Can I get an "amen"?!  Amen.  Amen!  So further to what I've been blogging about lately, I stumble upon this quote on Facebook today.  Really, this kind of encompasses all I've been rattling on about here in one single sentence!  I LOVE it.  If this quote had it's own "like" button, I'd click it.

I am SO wrapped up in worrying about failing as a mom.  I worry that I'll fail my kids by not giving them enough experiences... like sports, vacations, dance classes, and hour upon hour of endless driving in the car to get to some random destination.  I worry that I'll fail them with their diet because I don't cook everything from scratch... like KD as a regular side dish, Lipton Sidekicks, Bisquick, and Cool Whip, just to name a few.  I worry that I'll fail them when I react poorly to situations in life... like scraping their knee, getting dirty, and telling me that they aren't sure if they want to love Jesus or Satan (that actually happened, but was quickly taken back).  I worry that I'll fail them in showing them how to follow Christ.  That I'll fail them when they are teens and I'll need to be strong, wise, firm, and show unconditional love.  I am like the Queen of Worrying about Failure.
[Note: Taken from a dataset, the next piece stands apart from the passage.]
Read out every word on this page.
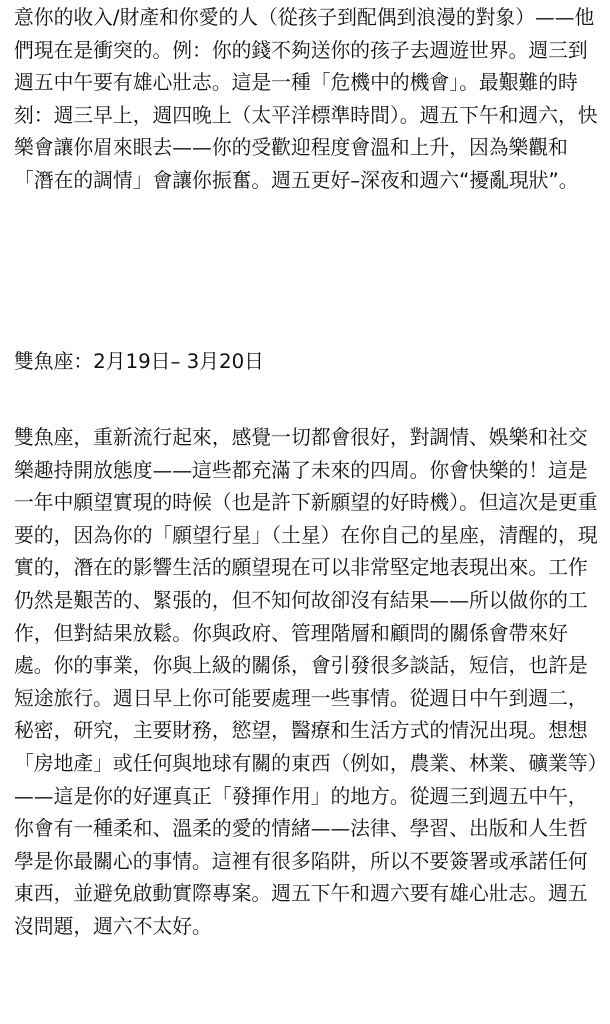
意你的收入/財產和你愛的人（從孩子到配偶到浪漫的對象）——他們現在是衝突的。例：你的錢不夠送你的孩子去週遊世界。週三到週五中午要有雄心壯志。這是一種「危機中的機會」。最艱難的時刻：週三早上，週四晚上（太平洋標準時間）。週五下午和週六，快樂會讓你眉來眼去——你的受歡迎程度會溫和上升，因為樂觀和「潛在的調情」會讓你振奮。週五更好–深夜和週六“擾亂現狀”。

雙魚座：2月19日– 3月20日

雙魚座，重新流行起來，感覺一切都會很好，對調情、娛樂和社交樂趣持開放態度——這些都充滿了未來的四周。你會快樂的！這是一年中願望實現的時候（也是許下新願望的好時機）。但這次是更重要的，因為你的「願望行星」（土星）在你自己的星座，清醒的，現實的，潛在的影響生活的願望現在可以非常堅定地表現出來。工作仍然是艱苦的、緊張的，但不知何故卻沒有結果——所以做你的工作，但對結果放鬆。你與政府、管理階層和顧問的關係會帶來好處。你的事業，你與上級的關係，會引發很多談話，短信，也許是短途旅行。週日早上你可能要處理一些事情。從週日中午到週二，秘密，研究，主要財務，慾望，醫療和生活方式的情況出現。想想「房地產」或任何與地球有關的東西（例如，農業、林業、礦業等）——這是你的好運真正「發揮作用」的地方。從週三到週五中午，你會有一種柔和、溫柔的愛的情緒——法律、學習、出版和人生哲學是你最關心的事情。這裡有很多陷阱，所以不要簽署或承諾任何東西，並避免啟動實際專案。週五下午和週六要有雄心壯志。週五沒問題，週六不太好。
However, I love the idea of rather fearing that I'd succeed in things that don't matter.  Basically like all of the above.  So what if I succeed at always cooking every single meal from scratch?  What would be sacrificed to attain that goal would be less time spent with my kids, and mental illness on top of that.  Actually, that would pretty much be the sacrifice for all of those things mentioned above.  What DO I want to succeed at that MATTERS?

Well, ya, I want to succeed as a mother - but ahead of that.  I want to succeed as a lover of Jesus.  Throw my life into Him, and succeed in His eyes.  If I do THAT every single day, I will succeed in all other areas of my life without question.

This quote might just be the next thing I'll be putting up on a wall in my house.  I need to read this daily.


Monday, April 16

It's Not a Breeze on the Narrow Road

Admittedly I have had a fairly long stretch of things going quite smoothly in life. As a believer in Jesus it should really come as no surprise that I suddenly feel anything but that things are going smoothly. These times of "suffering" are part of our life as Christians, but it's often what non-believers view as our weakness.



"If you'd just let loose and be free from the bondage of religion, you'd be happy".


And you know what, I bet they are right.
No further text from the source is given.